So why not SSDs all the way? this one I'm sure most of you know as these systems are quite as abscure and mysterious as registers and caches. for 100$ you can get a 64gigabyte SSD, about an order of magnitude larger than your RAM. for 100$ you could also get a 750gb magnetic disk drive. So the constraining feature of SSDs then is cost.

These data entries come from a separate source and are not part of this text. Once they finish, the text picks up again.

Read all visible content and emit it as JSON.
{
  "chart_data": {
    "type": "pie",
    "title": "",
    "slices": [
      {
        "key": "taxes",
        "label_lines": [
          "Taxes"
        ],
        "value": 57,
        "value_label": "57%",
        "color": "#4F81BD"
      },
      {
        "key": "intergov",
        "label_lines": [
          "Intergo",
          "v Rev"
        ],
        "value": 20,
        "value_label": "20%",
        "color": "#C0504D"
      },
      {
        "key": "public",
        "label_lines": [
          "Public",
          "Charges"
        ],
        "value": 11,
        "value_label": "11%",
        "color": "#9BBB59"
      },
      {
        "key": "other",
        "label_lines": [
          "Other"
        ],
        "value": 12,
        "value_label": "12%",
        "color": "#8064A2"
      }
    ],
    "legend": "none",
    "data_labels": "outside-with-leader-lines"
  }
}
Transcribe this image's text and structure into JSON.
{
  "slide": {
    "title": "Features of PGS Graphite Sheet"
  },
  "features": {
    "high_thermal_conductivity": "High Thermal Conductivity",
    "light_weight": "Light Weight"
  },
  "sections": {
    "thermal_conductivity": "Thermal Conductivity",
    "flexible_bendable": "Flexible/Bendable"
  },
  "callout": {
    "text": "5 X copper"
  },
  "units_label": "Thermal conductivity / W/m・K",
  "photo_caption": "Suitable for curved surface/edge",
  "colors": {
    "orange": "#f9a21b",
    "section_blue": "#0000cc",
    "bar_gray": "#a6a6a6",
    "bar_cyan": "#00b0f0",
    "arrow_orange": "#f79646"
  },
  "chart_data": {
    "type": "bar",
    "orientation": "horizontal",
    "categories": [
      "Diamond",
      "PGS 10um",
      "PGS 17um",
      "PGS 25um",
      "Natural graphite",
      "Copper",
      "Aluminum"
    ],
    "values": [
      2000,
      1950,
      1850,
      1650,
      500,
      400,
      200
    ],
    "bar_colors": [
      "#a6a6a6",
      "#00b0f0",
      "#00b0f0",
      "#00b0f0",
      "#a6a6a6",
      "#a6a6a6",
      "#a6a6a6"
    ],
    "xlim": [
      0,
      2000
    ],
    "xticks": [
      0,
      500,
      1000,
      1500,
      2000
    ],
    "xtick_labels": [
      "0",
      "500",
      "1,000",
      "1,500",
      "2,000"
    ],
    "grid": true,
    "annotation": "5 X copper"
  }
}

So to summarize what I've said. Registers, extremely fast, capable of dumping their contents every cycle, but because of limitations imposed by the size of instructions and the speed at which light travels, there can only be 6 of them. Cache, quite fast, resides on the processor itself, but due to size limitations, can't be bigger. Ram, slow, it has vast amounts more data than the cache, but again because of limitations of size and the speed of light (a photon at one end of a stick of ram will only be able to travel as far as the other end of the stick of ram in the time it takes for your CPU to complete a cycle.) as well as heat (if we try to pack ram closer, it is going to start to melt itself due to an inability to disperse the heat it produces.) ram is limited to a couple gigabytes. Lastly there is hard drives. These hold huge amounts of data, but are quite slow in getting to and reading that information as well. So when you compare the two end of the spectrum, a registers hold about 32 bytes of information and can transfer about 752 gigabits. in contrast, a magnetic disk can hold a terabyte or more, which is 31,250,000,000 times as much data, but can only transfer about 0.2 gigabits of it persecond, which makes registers about 3960 times faster.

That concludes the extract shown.